3
今日の全ての授業を消化し、ホームルームも終わる。そうなれば学校に留まる必要はなく、帰宅の途についた。部活で競い合い友情を深め合い自分を高めることはしない。そもそもそれが出来る友達はあたしにはいないのだ。ただし、仮にいたとしても部活をすることはないだろう。
九月となってもまだ夏の日差しは残っている。九月から三ヵ月の季節は秋だと聞いたことはあるが、暑さからしてまだ夏だと言ってもいいだろうと思う。ただいくら季節の呼び方を変えようとも気温が変化するわけではないので特に気にはしない。暑い日や寒い日を判別できるぐらいの感覚さえあればいいのだ。
「ただいま」
住み慣れた我が家に帰宅する。あたしが家の中に投げかけた言葉に返事はこなかった。親があたしを冷遇しひどく扱っているわけではなく、両親は共働きで家にいないだけだ。けれども家は無人ではなく、その証拠に居間からテレビの音声が流れ聞こえていた。
居間にいたのはあたしの兄だった。五歳上の地元の大学生で、学業を修めているのかと疑問に抱くぐらい家の中でよく見かける。兄曰く「連係プレーだ」とのことらしいが、中学生のあたしには理解出来なかった。あたしも大学に通ったらその意味が分かるだろうか。
あたしが帰宅して居間に入ってきたことに気付いた兄は「おかえり」と気の抜けた調子で言った。ソファに座ったまま手招きをされたので、あたしはそれに従って兄の下へ近づき、ソファに腰掛けた。
テレビからは最近急速に発展している宇宙開発についての報道をしていた。
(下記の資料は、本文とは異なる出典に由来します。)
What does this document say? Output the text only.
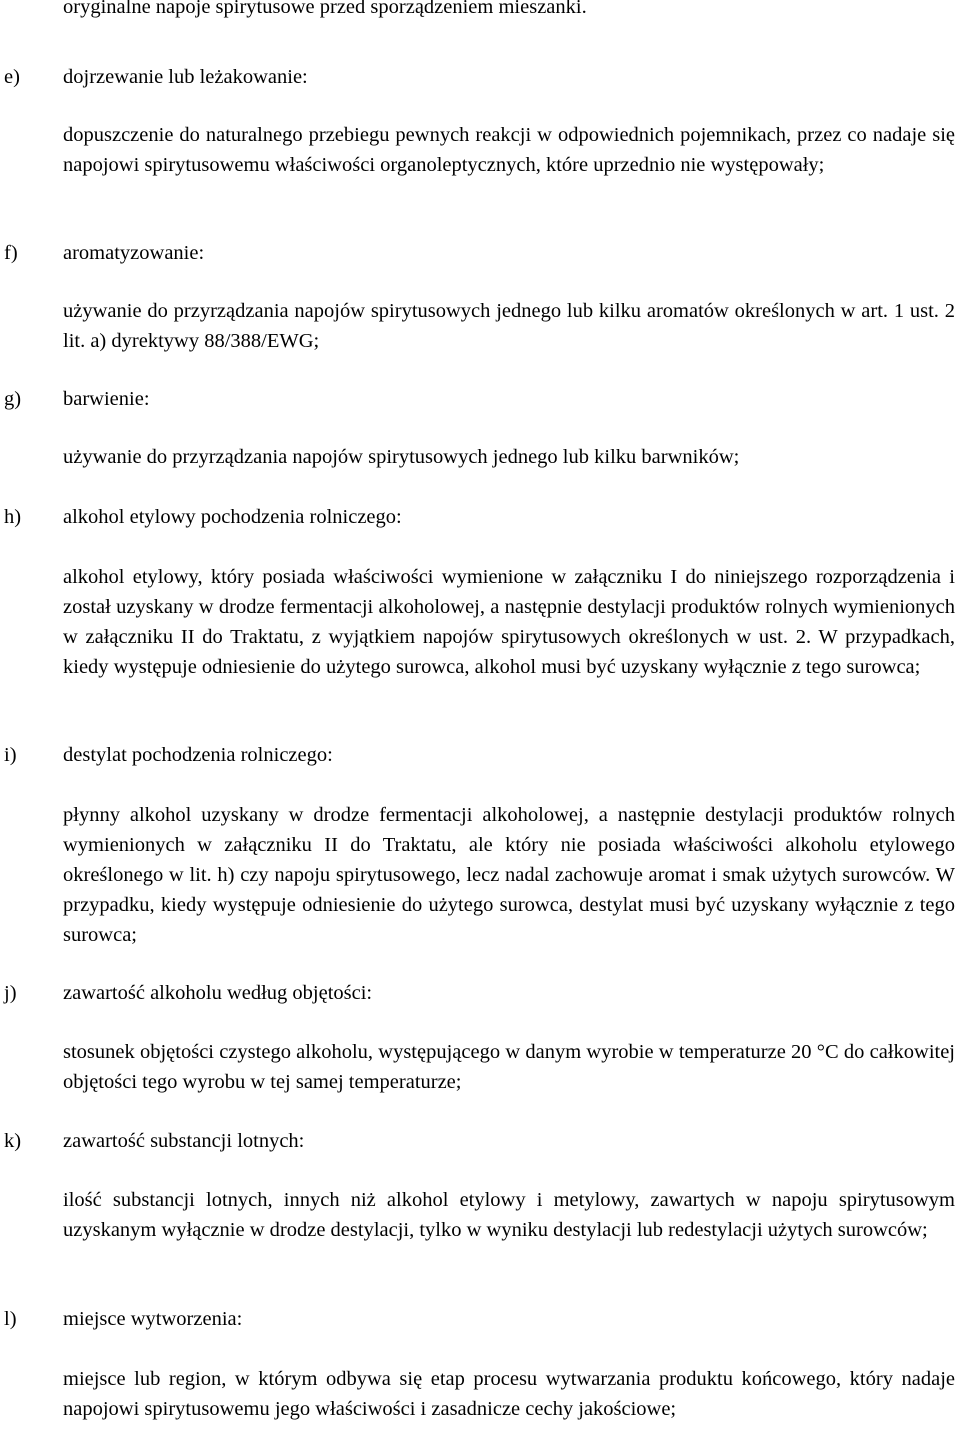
oryginalne napoje spirytusowe przed sporządzeniem mieszanki.

e) dojrzewanie lub leżakowanie:

dopuszczenie do naturalnego przebiegu pewnych reakcji w odpowiednich pojemnikach, przez co nadaje się napojowi spirytusowemu właściwości organoleptycznych, które uprzednio nie występowały;

f) aromatyzowanie:

używanie do przyrządzania napojów spirytusowych jednego lub kilku aromatów określonych w art. 1 ust. 2 lit. a) dyrektywy 88/388/EWG;

g) barwienie:

używanie do przyrządzania napojów spirytusowych jednego lub kilku barwników;

h) alkohol etylowy pochodzenia rolniczego:

alkohol etylowy, który posiada właściwości wymienione w załączniku I do niniejszego rozporządzenia i został uzyskany w drodze fermentacji alkoholowej, a następnie destylacji produktów rolnych wymienionych w załączniku II do Traktatu, z wyjątkiem napojów spirytusowych określonych w ust. 2. W przypadkach, kiedy występuje odniesienie do użytego surowca, alkohol musi być uzyskany wyłącznie z tego surowca;

i) destylat pochodzenia rolniczego:

płynny alkohol uzyskany w drodze fermentacji alkoholowej, a następnie destylacji produktów rolnych wymienionych w załączniku II do Traktatu, ale który nie posiada właściwości alkoholu etylowego określonego w lit. h) czy napoju spirytusowego, lecz nadal zachowuje aromat i smak użytych surowców. W przypadku, kiedy występuje odniesienie do użytego surowca, destylat musi być uzyskany wyłącznie z tego surowca;

j) zawartość alkoholu według objętości:

stosunek objętości czystego alkoholu, występującego w danym wyrobie w temperaturze 20 °C do całkowitej objętości tego wyrobu w tej samej temperaturze;

k) zawartość substancji lotnych:

ilość substancji lotnych, innych niż alkohol etylowy i metylowy, zawartych w napoju spirytusowym uzyskanym wyłącznie w drodze destylacji, tylko w wyniku destylacji lub redestylacji użytych surowców;

l) miejsce wytworzenia:

miejsce lub region, w którym odbywa się etap procesu wytwarzania produktu końcowego, który nadaje napojowi spirytusowemu jego właściwości i zasadnicze cechy jakościowe;
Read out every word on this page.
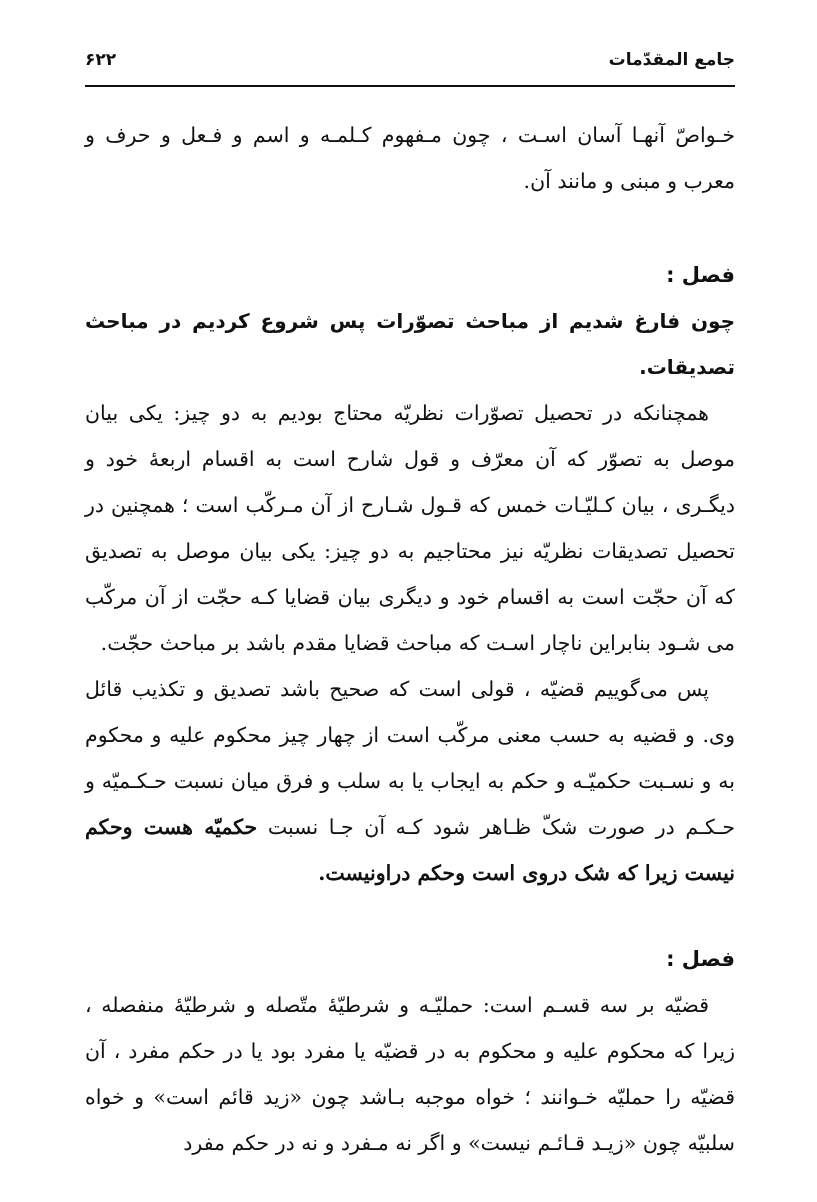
جامع المقدّمات
۶۲۲

خـواصّ آنهـا آسان اسـت ، چون مـفهوم کـلمـه و اسم و فـعل و حرف و معرب و مبنی و مانند آن.

فصل :

چون فارغ شدیم از مباحث تصوّرات پس شروع کردیم در مباحث تصدیقات.

همچنانکه در تحصیل تصوّرات نظریّه محتاج بودیم به دو چیز: یکی بیان موصل به تصوّر که آن معرّف و قول شارح است به اقسام اربعهٔ خود و دیگـری ، بیان کـلیّـات خمس که قـول شـارح از آن مـرکّب است ؛ همچنین در تحصیل تصدیقات نظریّه نیز محتاجیم به دو چیز: یکی بیان موصل به تصدیق که آن حجّت است به اقسام خود و دیگری بیان قضایا کـه حجّت از آن مرکّب می شـود بنابراین ناچار اسـت که مباحث قضایا مقدم باشد بر مباحث حجّت.

پس می‌گوییم قضیّه ، قولی است که صحیح باشد تصدیق و تکذیب قائل وی. و قضیه به حسب معنی مرکّب است از چهار چیز محکوم علیه و محکوم به و نسـبت حکمیّـه و حکم به ایجاب یا به سلب و فرق میان نسبت حـکـمیّه و حـکـم در صورت شکّ ظـاهر شود کـه آن جـا نسبت حکمیّه هست وحکم نیست زیرا که شک دروی است وحکم دراونیست.

فصل :

قضیّه بر سه قسـم است: حملیّـه و شرطیّهٔ متّصله و شرطیّهٔ منفصله ، زیرا که محکوم علیه و محکوم به در قضیّه یا مفرد بود یا در حکم مفرد ، آن قضیّه را حملیّه خـوانند ؛ خواه موجبه بـاشد چون «زید قائم است» و خواه سلبیّه چون «زیـد قـائـم نیست» و اگر نه مـفرد و نه در حکم مفرد
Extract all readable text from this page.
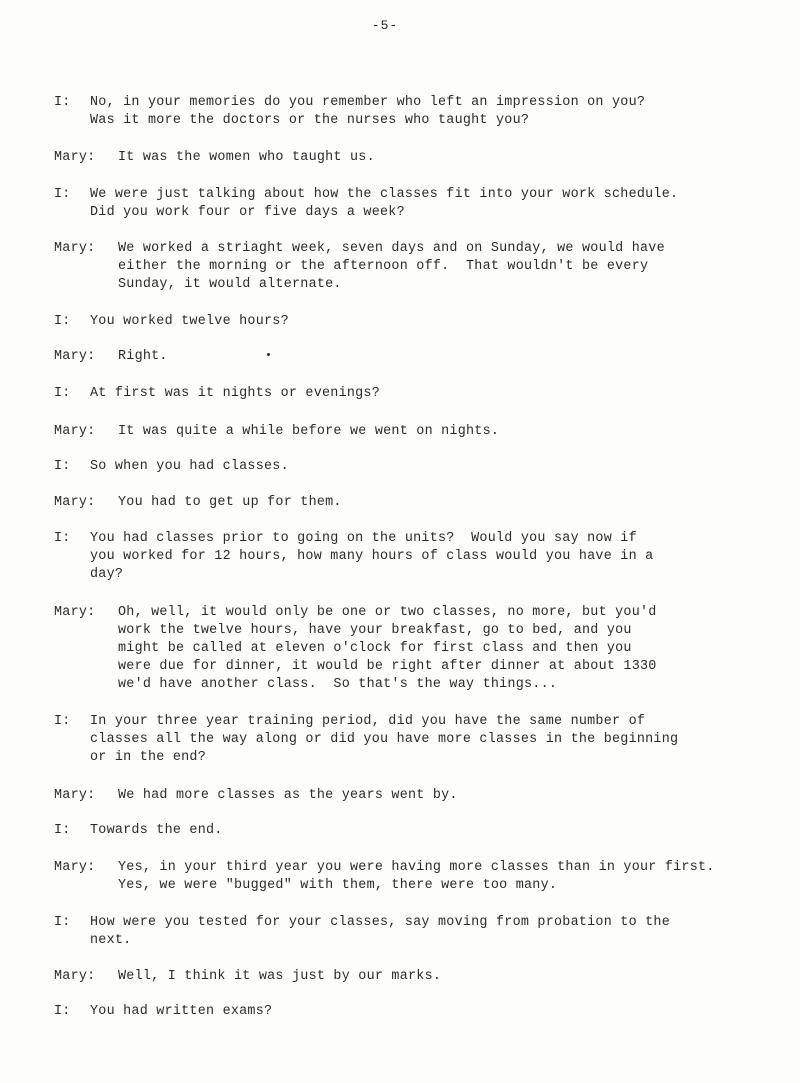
-5-
I: No, in your memories do you remember who left an impression on you?
Was it more the doctors or the nurses who taught you?
Mary: It was the women who taught us.
I: We were just talking about how the classes fit into your work schedule.
Did you work four or five days a week?
Mary: We worked a striaght week, seven days and on Sunday, we would have
either the morning or the afternoon off.  That wouldn't be every
Sunday, it would alternate.
I: You worked twelve hours?
Mary: Right.
I: At first was it nights or evenings?
Mary: It was quite a while before we went on nights.
I: So when you had classes.
Mary: You had to get up for them.
I: You had classes prior to going on the units?  Would you say now if
you worked for 12 hours, how many hours of class would you have in a
day?
Mary: Oh, well, it would only be one or two classes, no more, but you'd
work the twelve hours, have your breakfast, go to bed, and you
might be called at eleven o'clock for first class and then you
were due for dinner, it would be right after dinner at about 1330
we'd have another class.  So that's the way things...
I: In your three year training period, did you have the same number of
classes all the way along or did you have more classes in the beginning
or in the end?
Mary: We had more classes as the years went by.
I: Towards the end.
Mary: Yes, in your third year you were having more classes than in your first.
Yes, we were "bugged" with them, there were too many.
I: How were you tested for your classes, say moving from probation to the
next.
Mary: Well, I think it was just by our marks.
I: You had written exams?
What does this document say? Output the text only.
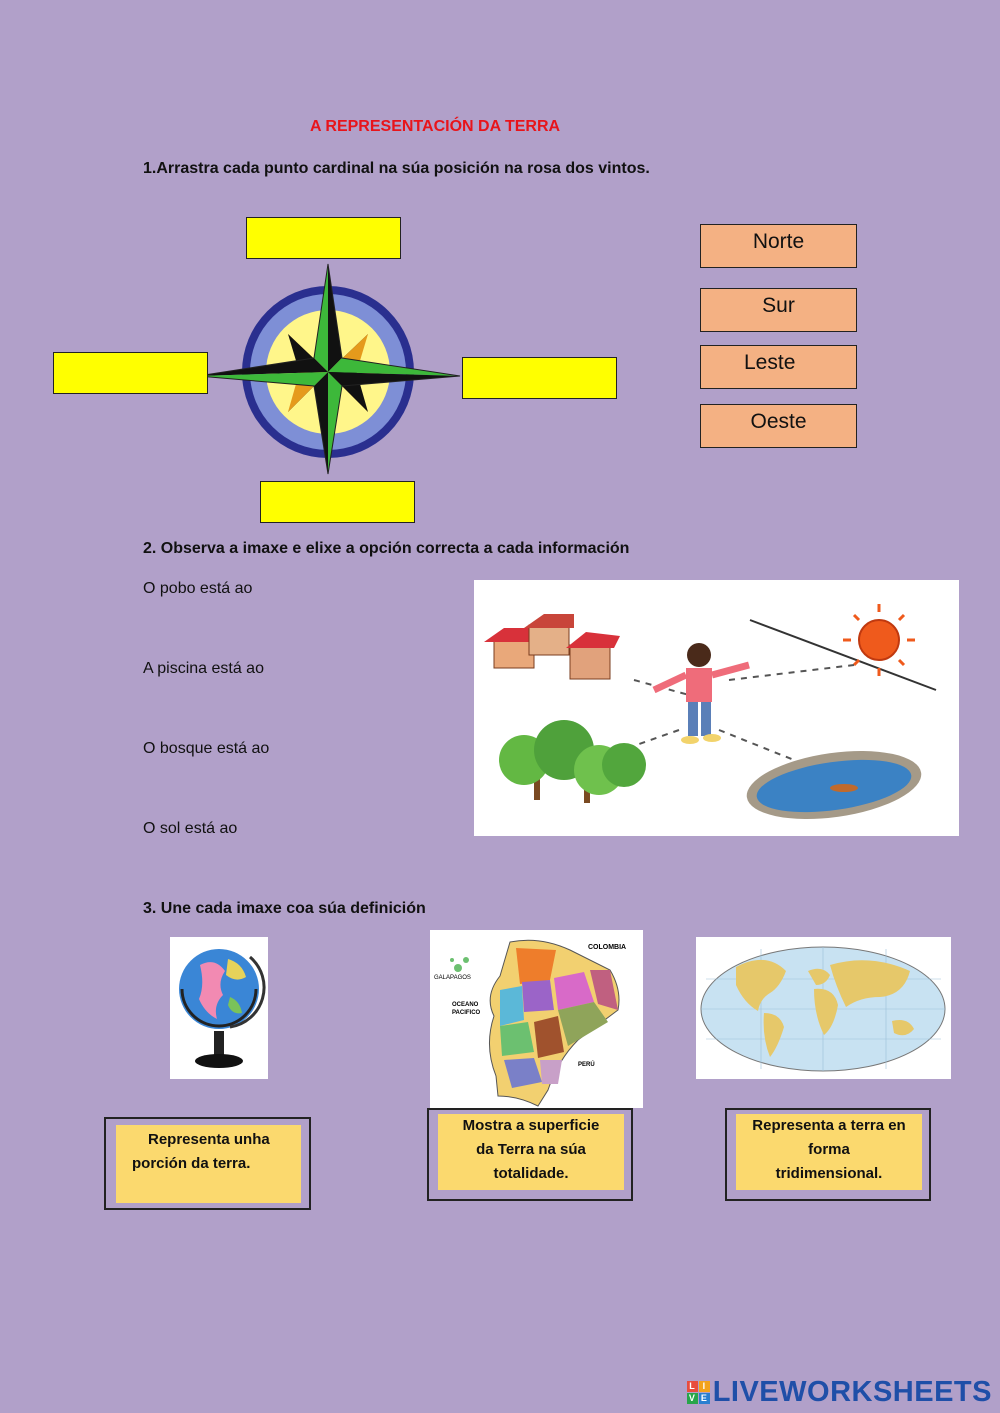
A REPRESENTACIÓN DA TERRA
1.Arrastra cada punto cardinal na súa posición na rosa dos vintos.
Norte
Sur
Leste
Oeste
2. Observa a imaxe e elixe a opción correcta a cada información
O pobo está ao
A piscina está ao
O bosque está ao
O sol está ao
3. Une cada imaxe coa súa definición
GALAPAGOS
COLOMBIA
OCEANO
PACIFICO
PERÚ
Representa unha
porción da terra.
Mostra a superficie
da Terra na súa
totalidade.
Representa a terra en
forma
tridimensional.
L I
V E LIVEWORKSHEETS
ロケットで宇宙旅行に行ったり地球生物が生活できる第二の地球を探したりすることではなく、宇宙自体を地球と同じ環境にするという宇宙開発だった。人間が環境に適応できないのなら、環境を人間に合わせようということらしい。空想ではなく、実際に着実にその開発は進んでいるらしく、後は効率的にどう開発していくかが問題だという。
兄はテーブルに置いてあったコーラのペットボトルを掴み、あたしに手渡してきた。新商品のコーラを興味本位で買ったが、口に合わなかったのであげることにしたと兄は言う。兄は新味コーラをよく買ってくるが、よく見つけてくるものだと感心する。あたしにはどれもただの黒い炭酸飲料にしか思えず、味の違いは全く分からない。
宇宙開発の象徴である人工衛星の映像を眺めながら、ちびちびとペットボトルの中のジュースを味わった。
やっぱり、コーラの味はどれもコーラだ。